Lincolnville businessman Frank B. Butler established Butler Beach, Florida as a beach resort for African Americans who were barred from the area's other beaches during segregation.

In the 1940s the Flagler estate converted the Barracks to the Lakeside Apartments and restricted tenants to whites only, under state racial segregation laws in effect since the turn of the century. In the 21st century, the building was renovated and redeveloped for condominium sales. Marketing did not include this history.

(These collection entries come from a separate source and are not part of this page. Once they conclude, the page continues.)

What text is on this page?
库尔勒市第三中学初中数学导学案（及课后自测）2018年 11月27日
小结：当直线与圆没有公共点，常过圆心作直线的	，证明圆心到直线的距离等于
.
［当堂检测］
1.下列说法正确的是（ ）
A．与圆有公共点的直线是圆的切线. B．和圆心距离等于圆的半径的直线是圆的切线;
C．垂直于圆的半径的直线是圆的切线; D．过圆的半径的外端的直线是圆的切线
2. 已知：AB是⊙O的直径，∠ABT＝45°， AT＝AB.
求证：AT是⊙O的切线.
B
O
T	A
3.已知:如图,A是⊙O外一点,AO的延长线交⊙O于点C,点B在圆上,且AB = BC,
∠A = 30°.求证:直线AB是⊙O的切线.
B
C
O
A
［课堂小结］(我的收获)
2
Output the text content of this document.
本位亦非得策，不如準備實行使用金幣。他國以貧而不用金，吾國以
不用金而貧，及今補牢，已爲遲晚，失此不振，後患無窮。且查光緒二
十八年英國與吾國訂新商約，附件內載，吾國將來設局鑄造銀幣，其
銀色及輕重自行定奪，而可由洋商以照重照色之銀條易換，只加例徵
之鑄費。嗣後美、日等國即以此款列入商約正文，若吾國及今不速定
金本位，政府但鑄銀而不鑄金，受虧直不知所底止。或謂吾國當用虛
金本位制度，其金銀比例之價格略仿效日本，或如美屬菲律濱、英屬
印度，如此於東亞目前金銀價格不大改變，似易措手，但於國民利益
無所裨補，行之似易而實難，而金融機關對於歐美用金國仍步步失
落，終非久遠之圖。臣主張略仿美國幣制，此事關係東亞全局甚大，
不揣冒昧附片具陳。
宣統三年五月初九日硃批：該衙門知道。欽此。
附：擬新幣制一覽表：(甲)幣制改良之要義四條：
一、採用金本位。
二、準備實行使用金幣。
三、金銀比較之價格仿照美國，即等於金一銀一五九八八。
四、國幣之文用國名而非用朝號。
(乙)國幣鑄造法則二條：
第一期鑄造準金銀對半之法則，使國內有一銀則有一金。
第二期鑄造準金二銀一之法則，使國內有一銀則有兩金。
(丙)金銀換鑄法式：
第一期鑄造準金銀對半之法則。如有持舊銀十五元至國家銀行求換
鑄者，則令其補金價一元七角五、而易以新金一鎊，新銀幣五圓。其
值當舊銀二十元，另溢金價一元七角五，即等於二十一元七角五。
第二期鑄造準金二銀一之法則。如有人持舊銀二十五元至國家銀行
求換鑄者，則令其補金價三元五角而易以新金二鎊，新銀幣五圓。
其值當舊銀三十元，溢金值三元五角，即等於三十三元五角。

During the Civil Rights Movement, Lincolnville was the base of activists who worked for the end of racial segregation in schools and public facilities in St. Augustine. (See St. Augustine movement.) Subject to rising Ku Klux Klan violence, in 1964 local activists appealed for help to the Martin Luther King Jr.-led Southern Christian Leadership Conference. Rev. King and activists from other parts of the country came to join local activists in non-violent protests. Hundreds were arrested and filled the jails; their struggle brought national attention to the issues and aided Congressional passage of the Civil Rights Act of 1964 and the Voting Rights Act of 1965.

==Recognition and redevelopment==
After the end of legal segregation, some African Americans began to move to other areas of newer, suburban housing, joining the major postwar trend in the United States. Employment and population in this area have declined, but the city wanted to recognize the rich history and architectural resources. In 1991 the Lincolnville Historic District was documented and listed on the National Register of Historic Places. Bounded by Cedar, Riberia, Cerro and Washington streets and DeSoto Place, it contained 548 historic buildings.

At the same time, migration to Florida from other parts of the country increased. The city of St. Augustine supported demolition of deteriorating buildings in order to redevelop some of the Lincolnville area for new housing and uses, and numerous historic buildings were taken down. In the 21st century, redevelopment pressure has continued, as new development is yielding higher rates of profit. In 2014, there were plans to build an aquarium, the St. Augustine Aquarium, in an empty landfill in the neighborhood, but the project was blocked due to concerns about traffic.